The Imagineers are even more excited about the upcoming de-Waltification project. “I was proud to get rid of the so-called Great Movie Ride,” said Imagineer Carmen Jones. “The closest it came to Black representation was an all-white production number from some old movie musical that the New York Times called ‘flirting with blackface.’ We can’t have that in this day and age. It was barely appropriate in 1964. Actual Black actors were nowhere to be found. No Sidney Poitier movies, no Denzel Washington movies, not even Shaft and Superfly. Shaft actually won a Best Song Oscar over a song from Bedknobs and Broomsticks. Anyway, I replaced it with Mickey Mouse because 90% of his body is Black. I only wish I didn’t have to be limited to these corny old relics of the Great Depression. They were old when I was a kid!”

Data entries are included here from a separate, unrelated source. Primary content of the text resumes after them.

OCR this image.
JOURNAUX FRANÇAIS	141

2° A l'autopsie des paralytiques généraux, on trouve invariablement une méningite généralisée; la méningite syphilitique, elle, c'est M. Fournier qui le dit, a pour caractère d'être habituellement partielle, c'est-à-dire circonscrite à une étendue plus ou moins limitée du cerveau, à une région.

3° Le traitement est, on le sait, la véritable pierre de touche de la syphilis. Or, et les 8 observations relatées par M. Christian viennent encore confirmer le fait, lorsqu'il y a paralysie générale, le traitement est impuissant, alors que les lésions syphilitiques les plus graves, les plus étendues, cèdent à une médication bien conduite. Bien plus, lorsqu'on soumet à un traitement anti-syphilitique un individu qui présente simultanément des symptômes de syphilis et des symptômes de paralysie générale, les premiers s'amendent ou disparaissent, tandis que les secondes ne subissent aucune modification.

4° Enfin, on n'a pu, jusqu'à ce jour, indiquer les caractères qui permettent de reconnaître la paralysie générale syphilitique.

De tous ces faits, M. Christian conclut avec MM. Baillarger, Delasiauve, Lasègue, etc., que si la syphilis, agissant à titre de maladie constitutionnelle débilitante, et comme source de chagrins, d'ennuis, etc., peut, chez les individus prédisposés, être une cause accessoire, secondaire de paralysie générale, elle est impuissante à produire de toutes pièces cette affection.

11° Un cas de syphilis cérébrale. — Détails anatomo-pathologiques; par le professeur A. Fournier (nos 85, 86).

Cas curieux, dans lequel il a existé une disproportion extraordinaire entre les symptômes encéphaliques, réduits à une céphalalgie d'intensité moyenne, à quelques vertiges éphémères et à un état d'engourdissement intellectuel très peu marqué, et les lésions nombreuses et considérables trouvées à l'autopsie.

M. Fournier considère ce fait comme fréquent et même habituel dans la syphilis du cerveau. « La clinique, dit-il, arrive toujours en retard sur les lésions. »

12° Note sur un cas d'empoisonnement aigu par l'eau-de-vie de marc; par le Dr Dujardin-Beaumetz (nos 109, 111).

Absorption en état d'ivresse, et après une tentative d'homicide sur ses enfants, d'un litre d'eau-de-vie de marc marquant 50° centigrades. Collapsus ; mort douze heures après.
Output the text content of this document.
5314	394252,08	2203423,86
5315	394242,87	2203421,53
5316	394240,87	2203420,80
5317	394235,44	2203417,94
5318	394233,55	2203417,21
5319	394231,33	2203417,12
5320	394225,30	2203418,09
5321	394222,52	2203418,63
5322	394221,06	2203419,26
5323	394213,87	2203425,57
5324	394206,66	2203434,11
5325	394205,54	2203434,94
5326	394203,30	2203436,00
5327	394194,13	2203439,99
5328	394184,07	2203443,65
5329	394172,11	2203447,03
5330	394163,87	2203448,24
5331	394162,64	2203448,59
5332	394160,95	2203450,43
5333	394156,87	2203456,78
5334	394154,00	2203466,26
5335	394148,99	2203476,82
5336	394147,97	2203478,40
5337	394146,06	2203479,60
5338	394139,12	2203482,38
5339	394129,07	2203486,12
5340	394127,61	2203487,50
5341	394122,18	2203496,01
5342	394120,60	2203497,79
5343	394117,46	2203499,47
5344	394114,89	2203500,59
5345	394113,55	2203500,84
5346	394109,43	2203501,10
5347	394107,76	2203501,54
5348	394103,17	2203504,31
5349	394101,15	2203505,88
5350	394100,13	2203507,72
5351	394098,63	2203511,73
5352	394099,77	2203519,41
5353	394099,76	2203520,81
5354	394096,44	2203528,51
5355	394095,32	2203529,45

Fellow Imagineer Charita Bauer echoed her sentiments. “We don’t still live in the 1960s,” she said. “There’s no reason the parks should be stuck in the past. The company barely survived the 1970s trying to hold onto the past. That was 50 years ago. Times have changed even more since then, and since Walt said ‘Disneyland is always changing,” then maybe we should take his advice and change everything. Trust me, it’s what Walt would do. When he was alive, he was our guiding light, our candle on the water, but that candle has melted down to nothing by now and there’s nothing left but the wax that gets stuck in the bottom of the candle holder that you need to pry out with a knife or scissors. We need someone else to light the way.”
When revealing details to the public, Disney Imagineers and executives are ambiguous about what kind of changes they intend to make, but all they have said is once they do, you won’t recognize a thing and everything will be even better than it ever was before. “We’re even thinking of changing the name of the company,” said one Disney insider who requested anonymity because he feared for his life if he told anyone what he knew about what was really going on behind closed doors in Burbank. “They have turned on Walt that much. The only reason we didn’t do it sooner is because we were waiting for Ron Miller to die. Now that he’s gone, we can be honest about it up to a point. They’ve even banned anything with zippers because it reminds people of ‘Zip-a-Dee-Doo-Dah.’ I had to spend $1000 on new work pants without them! I don’t need this, not when I have twins who both have Bar Mitzvahs coming up.”
Another Disney spokesperson denied my repeated requests for an interview before calling my mother “a streetwalker” and also adding “we know where you live.”